Chien 51 (France – 1h46. Tout public avec avertissement. Dans les salles le 15 octobre) démarre, sur les chapeaux de roues, c’est le cas de le dire, avec une course-poursuite nocturne dans la ville. On a d’emblée l’impression d’être dans un jeu vidéo d’autant que ça va se mettre à défourailler dans tous les sens. Le futur sera violent ou il ne sera pas ? Pour ce film à gros budget (42 millions d’euros) qui se place à la deuxième marche du podium des films français les plus chers à sortir en 2025, juste derrière Dracula de Luc Besson (45 millions), le cinéaste adapte le roman éponyme, paru en 2022, de l’écrivain français Laurent Gaudé.
Dans un univers crépusculaire qui fait souvent penser à celui de Blade runner (on ne dira jamais assez l’impact du film de Ridley Scott sur l ‘imaginaire SF) Chien 51 s’intéresse d’abord à un de ces flics quasiment à la dérive que le cinéma apprécie souvent. Zem Brecht a tout vu, tout bu, tout lu. Toujours en retard au boulot, on ne lui en fait pas spécialement grief parce qu’on sait bien que c’est un bon.
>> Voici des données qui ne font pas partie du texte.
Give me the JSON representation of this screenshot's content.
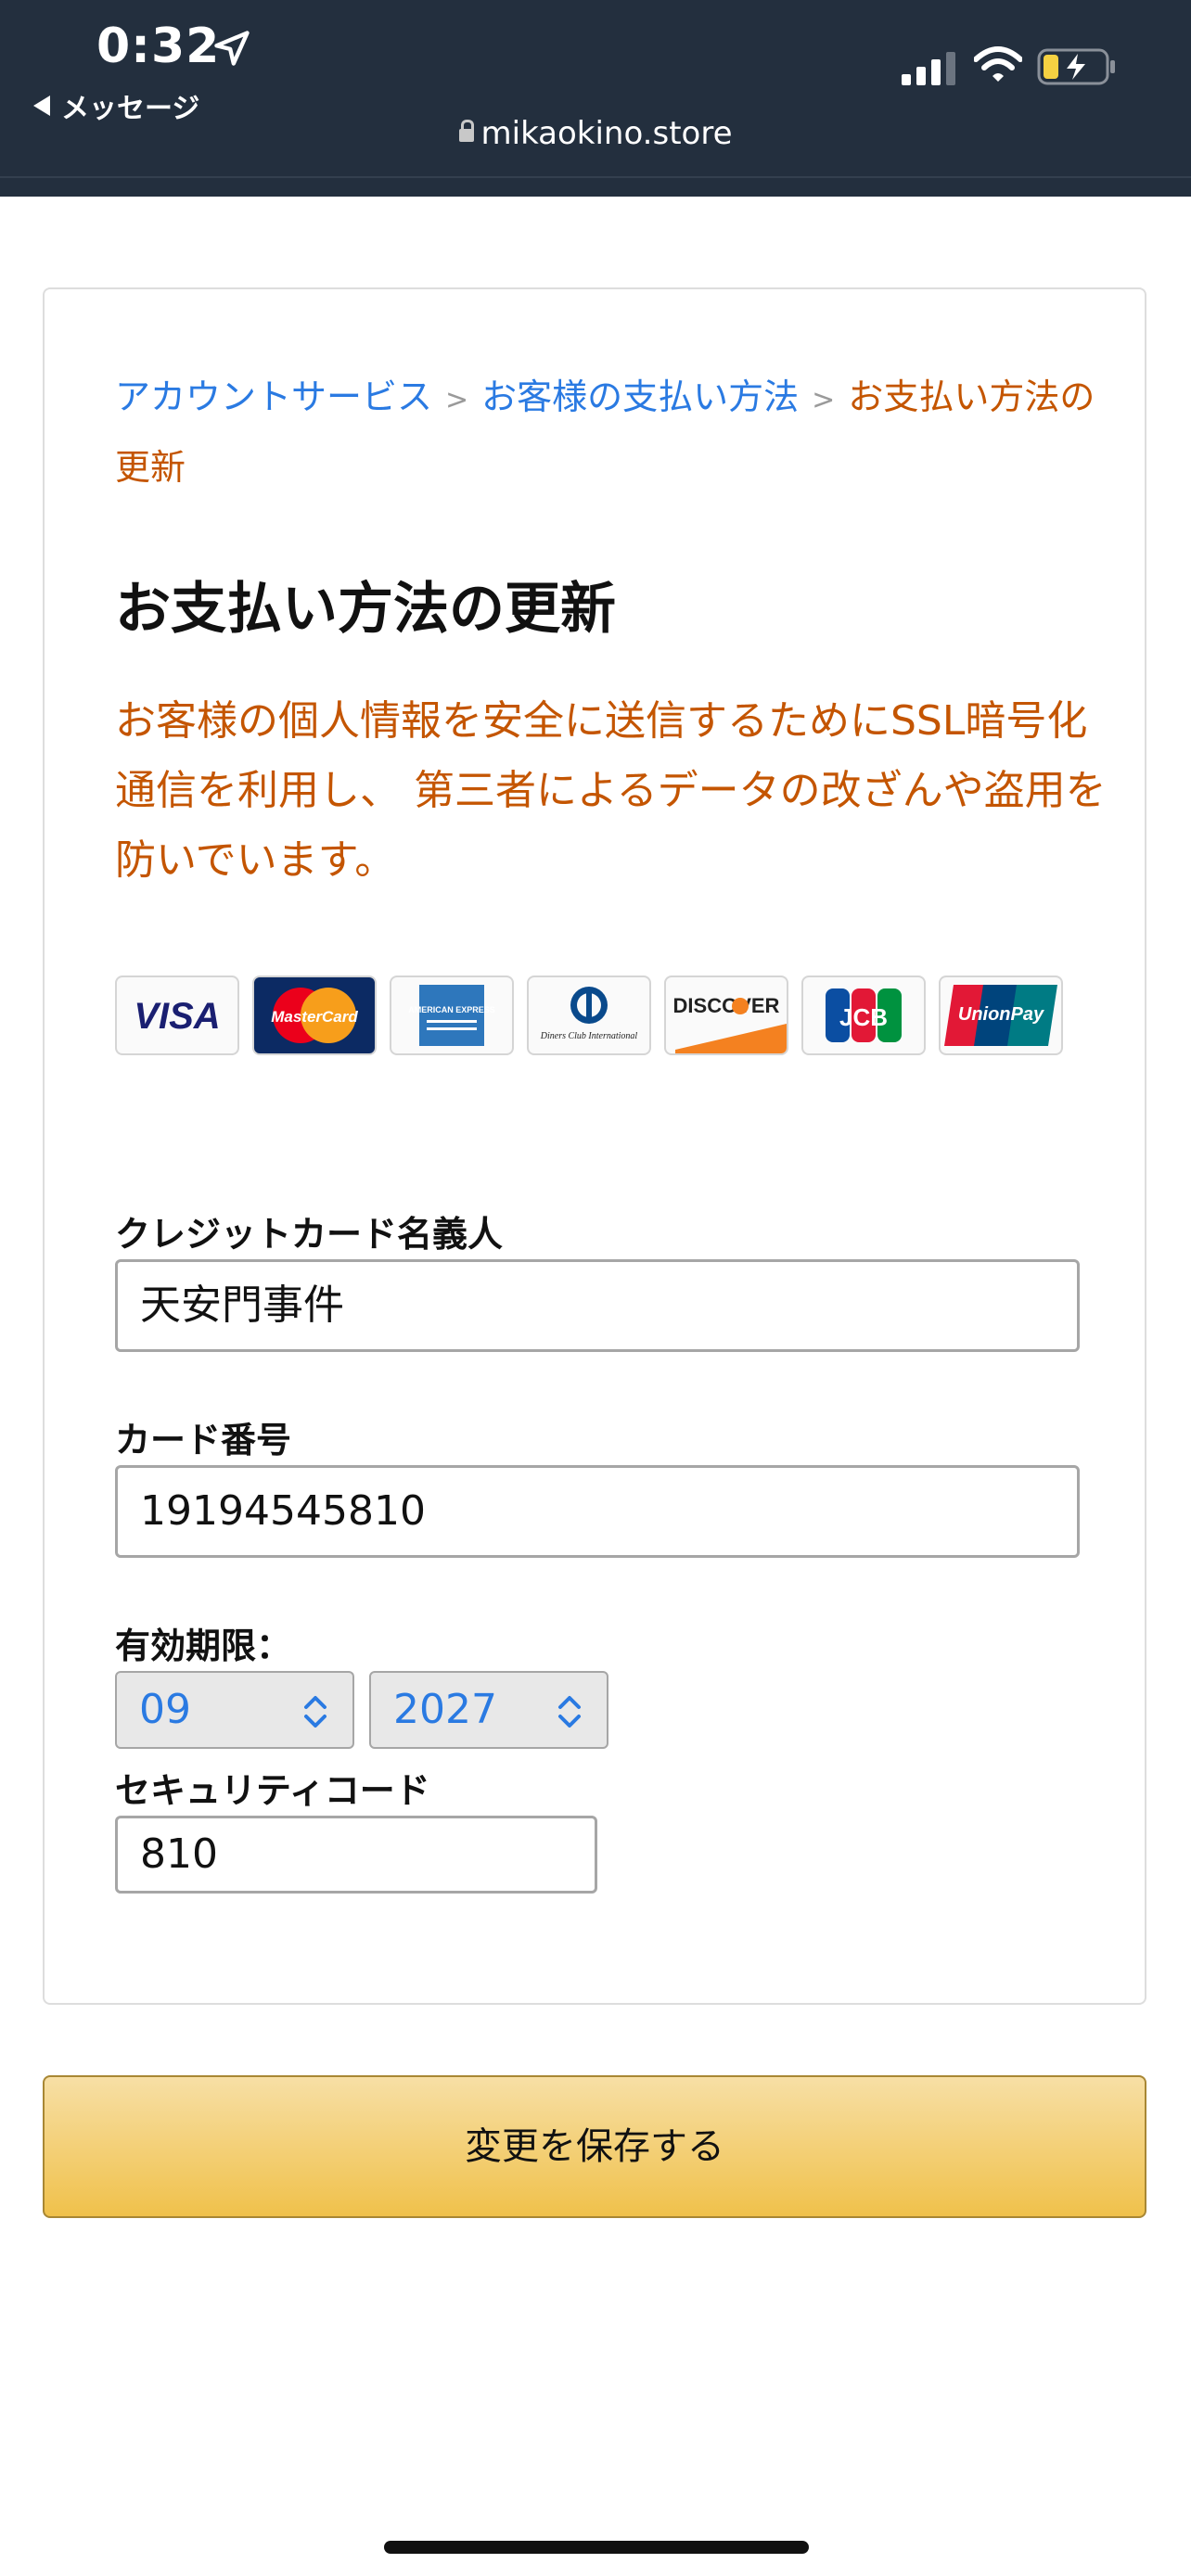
{
  "status_bar": {
    "time": "0:32",
    "back_label": "メッセージ",
    "url": "mikaokino.store",
    "battery_color": "#f5d142"
  },
  "breadcrumb": {
    "items": [
      "アカウントサービス",
      "お客様の支払い方法"
    ],
    "current": "お支払い方法の更新",
    "separator": ">"
  },
  "page": {
    "title": "お支払い方法の更新",
    "notice": "お客様の個人情報を安全に送信するためにSSL暗号化通信を利用し、 第三者によるデータの改ざんや盗用を防いでいます。"
  },
  "card_brands": {
    "visa": "VISA",
    "mastercard": "MasterCard",
    "amex": "AMERICAN EXPRESS",
    "diners": "Diners Club International",
    "discover": "DISCOVER",
    "jcb": "JCB",
    "unionpay": "UnionPay"
  },
  "form": {
    "name_label": "クレジットカード名義人",
    "name_value": "天安門事件",
    "number_label": "カード番号",
    "number_value": "19194545810",
    "expiry_label": "有効期限：",
    "expiry_month": "09",
    "expiry_year": "2027",
    "cvv_label": "セキュリティコード",
    "cvv_value": "810"
  },
  "actions": {
    "save_label": "変更を保存する"
  },
  "colors": {
    "header_bg": "#232f3e",
    "link": "#2a7ae2",
    "accent_orange": "#c45500",
    "button_top": "#f7dfa5",
    "button_bottom": "#f0c14b"
  }
}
D’autant plus que l’assassinat de Kessel ressemble de plus en plus à un complot dans lequel un certain John Mafram semble avoir un rôle majeur. Pour la résolution de cette histoire, Zem aura bien besoin de l’aide du commandant Malberg, une cabossée de la vie comme lui. Autour de ces deux personnages, Cedric Jimenez organise une aventure qui a le mérite de ne jamais se relâcher en multipliant les pistes. D’autant que Gilles Lellouche (Zem), fidèle du cinéaste, et Adèle Exarchopoulos (Salia) font le job avec application. Pourtant, cette dystopie qui met face à face l’humain et la machine IA, ne parvient pas vraiment à nous emballer. Comme si, curieusement, on avait déjà vu tout ça.